Rubeo reached for his coffee cup. It was filled with hot water—probably some sort of health fad, though Reid didn’t ask.
“Why is this important?” Rubeo asked after a small, birdlike sip.
“I’m not sure I can tell you. I don’t know all the facts yet either.”
The frown became a smirk.
“Doctor, have you worked on a program similar to this?” Reid asked.
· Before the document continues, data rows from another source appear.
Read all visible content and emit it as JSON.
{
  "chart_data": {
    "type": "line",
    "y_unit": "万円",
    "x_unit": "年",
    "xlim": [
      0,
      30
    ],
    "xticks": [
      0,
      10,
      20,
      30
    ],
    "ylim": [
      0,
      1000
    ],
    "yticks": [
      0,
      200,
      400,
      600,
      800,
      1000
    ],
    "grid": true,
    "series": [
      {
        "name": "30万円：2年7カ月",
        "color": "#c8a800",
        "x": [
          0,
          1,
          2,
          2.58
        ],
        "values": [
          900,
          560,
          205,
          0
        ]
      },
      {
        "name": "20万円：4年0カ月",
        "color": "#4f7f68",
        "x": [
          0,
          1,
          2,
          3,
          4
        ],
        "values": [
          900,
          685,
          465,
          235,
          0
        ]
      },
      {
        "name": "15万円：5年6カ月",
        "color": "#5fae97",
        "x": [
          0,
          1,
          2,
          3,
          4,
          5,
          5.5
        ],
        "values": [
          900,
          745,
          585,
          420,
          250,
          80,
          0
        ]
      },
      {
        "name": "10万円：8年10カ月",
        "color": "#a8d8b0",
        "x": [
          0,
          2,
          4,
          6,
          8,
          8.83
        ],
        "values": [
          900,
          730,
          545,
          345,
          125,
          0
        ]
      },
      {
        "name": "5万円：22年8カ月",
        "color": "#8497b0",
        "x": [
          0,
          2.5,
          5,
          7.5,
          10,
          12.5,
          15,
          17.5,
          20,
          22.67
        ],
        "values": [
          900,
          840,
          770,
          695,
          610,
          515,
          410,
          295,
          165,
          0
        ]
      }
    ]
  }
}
“I’m not sure you understand, Mr. Reid. The ultimate goal of any advanced artificial intelligence regime implies this ability. Creating an autonomous intelligence in and of itself implies that you have mastered the prerequisites for this. A program that can learn to fly an airplane can learn to do other things.”
“So the program used to guide the Flighthawks could do this?”
Rubeo raised his right hand to his face, running his index finger along his eyebrows. It almost seemed to Reid that he was underlining some thought behind his cranium.
“Of course not,” said Rubeo finally. “Those codes are strictly limited. There are difficulties with propagating the intelligence in an autonomous manner such as what’s laid out here. I don’t want to get too technical for you, and you’ll excuse me, as I don’t intend to insult you, but there has to be a certain amount of space for the program to function. Constraining it—well, it might work, but not as intended.”